By early October, discussions centred on the ethics of end of life care and a later session on the situation in the United States. Later, Emma Walsh, the mother of inspirational teenager Donal Walsh, who died young from cancer in 2013, warned about the dangers of introducing assisted suicide and undermining palliative care.
“Can anyone here guarantee that elderly people will not be subtly or overtly pressured into taking end-of-life pills in a situation, for example, in which they are living in a family house and the child or grandchild is looking for a house or when the cost of their care is making them feel like a burden?” she asked.
She highlighted that positive impact of her son’s life that would have been lost had he been offered an assisted suicide pathway.
She said: “If Donal had taken the euthanasia drug either of the two times he was told he would not live long, the number of suicides in Ireland would not have dropped. This is a potential that could have been lost. All people with long-term illness have potential to change and improves the lives of family and friends as long as they live. That is a message of hope.”
The second half of last month saw two sessions – one discussing the healthcare professionals and the second looking more deeply at the Canadian Medical Assistance in Dying (MAID) model. In Canada, euthanasia was introduced for the terminally ill only, which is the main proposal currently being considered in Ireland but the grounds in Canada expanded extremely quickly, and continue to do so.
“Do not be Canada”, said Dr Heidi Janz of the Health Ethics Centre of the University of Alberta.
She warned the committee that MAID was initially legalised in 2016 for people with “irremediable medical conditions” but in 2021 the eligibility was expanded to people with disabilities, whose natural death is not reasonably foreseeable. From next year, those with mental illness as the sole underlying condition will qualify for MAID.
Dr Feargal Twomey spoke on behalf of the Royal College of Physicians of Ireland who has more than 11,000 healthcare member professionals, and he told the committee that assisted suicide and euthanasia are contrary to best medical practice.
He stated: “RPCI opposes the introduction of legislation for assisted suicide because, in our view, it is contrary to best medical practice. It is our view that the potential harms outweigh the arguments that can be made in favour of assisted suicide.”
The final public session looked at the issue of personal autonomy in dying.
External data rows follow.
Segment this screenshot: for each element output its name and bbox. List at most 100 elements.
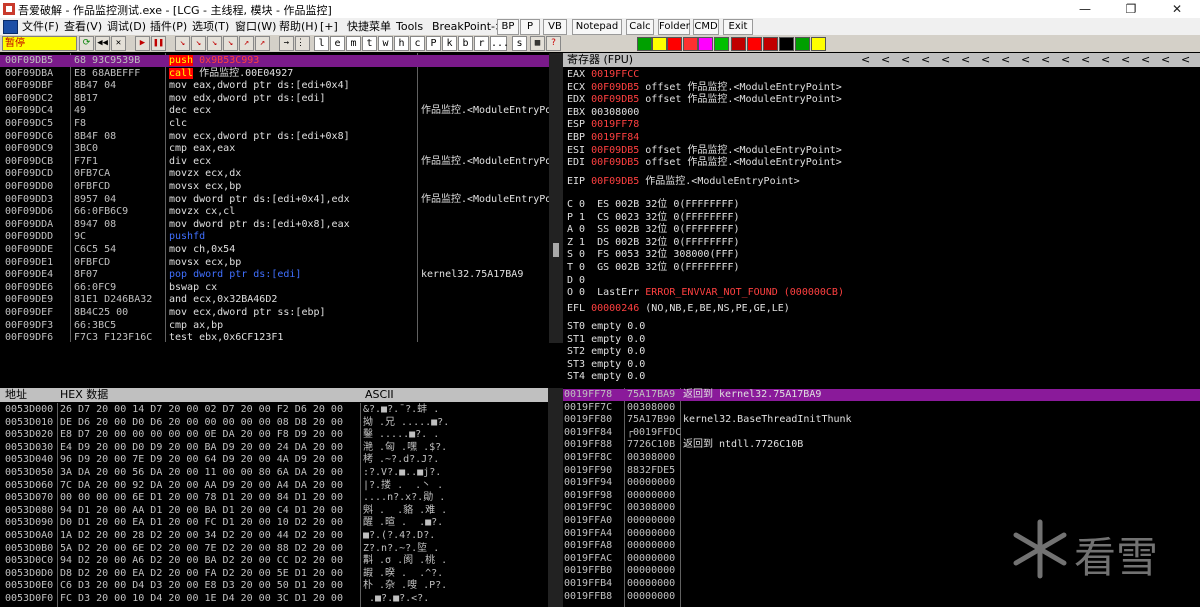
nav-arrow-icon[interactable]: <: [1181, 53, 1190, 67]
register-value[interactable]: 00F09DB5: [591, 157, 639, 168]
dump-row[interactable]: 0053D050 3A DA 20 00 56 DA 20 00 11 00 00…: [0, 467, 548, 479]
menu-plugins[interactable]: 插件(P): [150, 19, 187, 34]
flag-row[interactable]: O 0 LastErr ERROR_ENVVAR_NOT_FOUND (0000…: [567, 287, 844, 299]
plugin-icon-4[interactable]: [683, 37, 698, 51]
window-source-button[interactable]: s: [512, 36, 527, 51]
notepad-button[interactable]: Notepad: [572, 19, 622, 35]
maximize-icon[interactable]: ❐: [1108, 0, 1154, 18]
fpu-row[interactable]: ST2 empty 0.0: [567, 346, 645, 358]
register-row[interactable]: EDX 00F09DB5 offset 作品监控.<ModuleEntryPoi…: [567, 94, 842, 106]
window-breakpoints-button[interactable]: b: [458, 36, 473, 51]
fpu-row[interactable]: ST3 empty 0.0: [567, 359, 645, 371]
flag-row[interactable]: P 1 CS 0023 32位 0(FFFFFFFF): [567, 212, 740, 224]
menu-file[interactable]: 文件(F): [22, 19, 59, 34]
help-icon[interactable]: ?: [546, 36, 561, 51]
disasm-row[interactable]: 00F09DBA E8 68ABEFFF call 作品监控.00E04927: [0, 67, 549, 80]
list-icon[interactable]: ⋮⋮: [295, 36, 310, 51]
window-patches-button[interactable]: P: [426, 36, 441, 51]
nav-arrow-icon[interactable]: <: [1001, 53, 1010, 67]
menu-shortcuts[interactable]: 快捷菜单: [347, 19, 391, 34]
nav-arrow-icon[interactable]: <: [981, 53, 990, 67]
step-over-icon[interactable]: ↘: [191, 36, 206, 51]
eflags-row[interactable]: EFL 00000246 (NO,NB,E,BE,NS,PE,GE,LE): [567, 303, 790, 315]
disasm-row[interactable]: 00F09DDA 8947 08 mov dword ptr ds:[edi+0x8…: [0, 219, 549, 231]
window-callstack-button[interactable]: k: [442, 36, 457, 51]
disasm-row[interactable]: 00F09DC5 F8 clc: [0, 118, 549, 130]
window-more-button[interactable]: ...: [490, 36, 509, 51]
folder-button[interactable]: Folder: [658, 19, 690, 35]
dump-row[interactable]: 0053D080 94 D1 20 00 AA D1 20 00 BA D1 20…: [0, 505, 548, 517]
fpu-row[interactable]: ST1 empty 0.0: [567, 334, 645, 346]
go-to-icon[interactable]: ↗: [255, 36, 270, 51]
nav-arrow-icon[interactable]: <: [1121, 53, 1130, 67]
menu-tools[interactable]: Tools: [396, 19, 423, 34]
nav-arrow-icon[interactable]: <: [861, 53, 870, 67]
stack-row[interactable]: 0019FF94 00000000: [563, 477, 1200, 489]
disasm-row[interactable]: 00F09DC4 49 dec ecx 作品监控.<ModuleEntryPoint>: [0, 105, 549, 117]
disasm-row[interactable]: 00F09DDE C6C5 54 mov ch,0x54: [0, 244, 549, 256]
nav-arrow-icon[interactable]: <: [1141, 53, 1150, 67]
window-executables-button[interactable]: e: [330, 36, 345, 51]
close-process-icon[interactable]: ✕: [111, 36, 126, 51]
stack-row[interactable]: 0019FF7C 00308000: [563, 402, 1200, 414]
menu-breakpoint[interactable]: BreakPoint->: [432, 19, 504, 34]
disasm-row[interactable]: 00F09DE1 0FBFCD movsx ecx,bp: [0, 257, 549, 269]
dump-scrollbar[interactable]: [548, 388, 563, 607]
stack-row[interactable]: 0019FF90 8832FDE5: [563, 465, 1200, 477]
stack-row[interactable]: 0019FF84 ┌0019FFDC: [563, 427, 1200, 439]
flag-row[interactable]: D 0: [567, 275, 585, 287]
dump-row[interactable]: 0053D020 E8 D7 20 00 00 00 00 00 0E DA 20…: [0, 429, 548, 441]
restart-icon[interactable]: ⟳: [79, 36, 94, 51]
register-row[interactable]: EDI 00F09DB5 offset 作品监控.<ModuleEntryPoi…: [567, 157, 842, 169]
plugin-icon-5[interactable]: [698, 37, 713, 51]
menu-window[interactable]: 窗口(W): [235, 19, 276, 34]
plugin-icon-11[interactable]: [795, 37, 810, 51]
dump-row[interactable]: 0053D0E0 C6 D3 20 00 D4 D3 20 00 E8 D3 20…: [0, 580, 548, 592]
plugin-icon-7[interactable]: [731, 37, 746, 51]
flag-row[interactable]: S 0 FS 0053 32位 308000(FFF): [567, 249, 740, 261]
nav-arrow-icon[interactable]: <: [1081, 53, 1090, 67]
window-windows-button[interactable]: w: [378, 36, 393, 51]
disasm-row[interactable]: 00F09DE6 66:0FC9 bswap cx: [0, 282, 549, 294]
fpu-row[interactable]: ST0 empty 0.0: [567, 321, 645, 333]
dump-row[interactable]: 0053D060 7C DA 20 00 92 DA 20 00 AA D9 20…: [0, 480, 548, 492]
dump-row[interactable]: 0053D0D0 D8 D2 20 00 EA D2 20 00 FA D2 20…: [0, 568, 548, 580]
register-value[interactable]: 0019FFCC: [591, 69, 639, 80]
register-row[interactable]: EIP 00F09DB5 作品监控.<ModuleEntryPoint>: [567, 176, 800, 188]
disasm-row[interactable]: 00F09DE4 8F07 pop dword ptr ds:[edi] kernel…: [0, 269, 549, 281]
disasm-row[interactable]: 00F09DB5 68 93C9539B push 0x9B53C993: [0, 55, 549, 67]
system-menu-icon[interactable]: [3, 20, 18, 34]
plugin-icon-8[interactable]: [747, 37, 762, 51]
window-handles-button[interactable]: h: [394, 36, 409, 51]
dump-row[interactable]: 0053D0B0 5A D2 20 00 6E D2 20 00 7E D2 20…: [0, 543, 548, 555]
window-references-button[interactable]: r: [474, 36, 489, 51]
step-into-icon[interactable]: ↘: [175, 36, 190, 51]
register-value[interactable]: 00F09DB5: [591, 82, 639, 93]
dump-row[interactable]: 0053D040 96 D9 20 00 7E D9 20 00 64 D9 20…: [0, 454, 548, 466]
nav-arrow-icon[interactable]: <: [1161, 53, 1170, 67]
dump-row[interactable]: 0053D010 DE D6 20 00 D0 D6 20 00 00 00 00…: [0, 417, 548, 429]
disasm-row[interactable]: 00F09DC9 3BC0 cmp eax,eax: [0, 143, 549, 155]
disasm-row[interactable]: 00F09DEF 8B4C25 00 mov ecx,dword ptr ss:[e…: [0, 307, 549, 319]
nav-arrow-icon[interactable]: <: [1041, 53, 1050, 67]
disassembly-pane[interactable]: 00F09DB5 68 93C9539B push 0x9B53C993 00F09D…: [0, 53, 549, 342]
p-button[interactable]: P: [520, 19, 540, 35]
register-value[interactable]: 00F09DB5: [591, 145, 639, 156]
scroll-thumb[interactable]: [553, 243, 559, 257]
register-row[interactable]: ECX 00F09DB5 offset 作品监控.<ModuleEntryPoi…: [567, 82, 842, 94]
plugin-icon-9[interactable]: [763, 37, 778, 51]
disassembly-scrollbar[interactable]: [549, 53, 563, 343]
register-value[interactable]: 00308000: [591, 107, 639, 118]
execute-till-return-icon[interactable]: ↗: [239, 36, 254, 51]
plugin-icon-10[interactable]: [779, 37, 794, 51]
disasm-row[interactable]: 00F09DE9 81E1 D246BA32 and ecx,0x32BA46D2: [0, 294, 549, 306]
pause-icon[interactable]: ❚❚: [151, 36, 166, 51]
dump-row[interactable]: 0053D070 00 00 00 00 6E D1 20 00 78 D1 20…: [0, 492, 548, 504]
cmd-button[interactable]: CMD: [693, 19, 719, 35]
register-value[interactable]: 00F09DB5: [591, 94, 639, 105]
trace-over-icon[interactable]: ↘: [223, 36, 238, 51]
disasm-row[interactable]: 00F09DDD 9C pushfd: [0, 231, 549, 243]
nav-arrow-icon[interactable]: <: [921, 53, 930, 67]
exit-button[interactable]: Exit: [723, 19, 753, 35]
menu-options[interactable]: 选项(T): [192, 19, 229, 34]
William Binchy, legal adviser to ProLife Campaign, a former member of the Irish Human Rights Commission for ten years and member of the Irish Law Reform Commission.
Professor Binchy said: “If we belief that life is futile, if we believe that it is better to be dead than alive, then in those circumstances there are very strong arguments for extending the scope of the entitlement to terminate life very widely to those who wish to die, not necessarily for medical reasons at all, and for those who cannot exercise that autonomous choice because they lack autonomy but are still in a situation where the judgment of the doctors or, indeed, of society is to ask ‘Is this life worth continuing?’”
While the substantive discussion emphasised the constitutional obstacles, the legislative challenges of protecting the most vulnerable and the very real slippery slope experienced in places such as the Netherlands and Canada, it should not be a surprise if Ireland were to introduce a legislative regime that would allow for assisted suicide, based on the hubris of some form of Irish exceptionalism that could avoid the reality of other jurisdictions.
The committee is half way through its deliberations. Ten hearings have been held and another eleven planned, by which time the committee will be ready to make recommendations to the Oireachtas – whether that will be legislative change or remaining the same, or something like a Citizen’s Assembly to explore the matter further.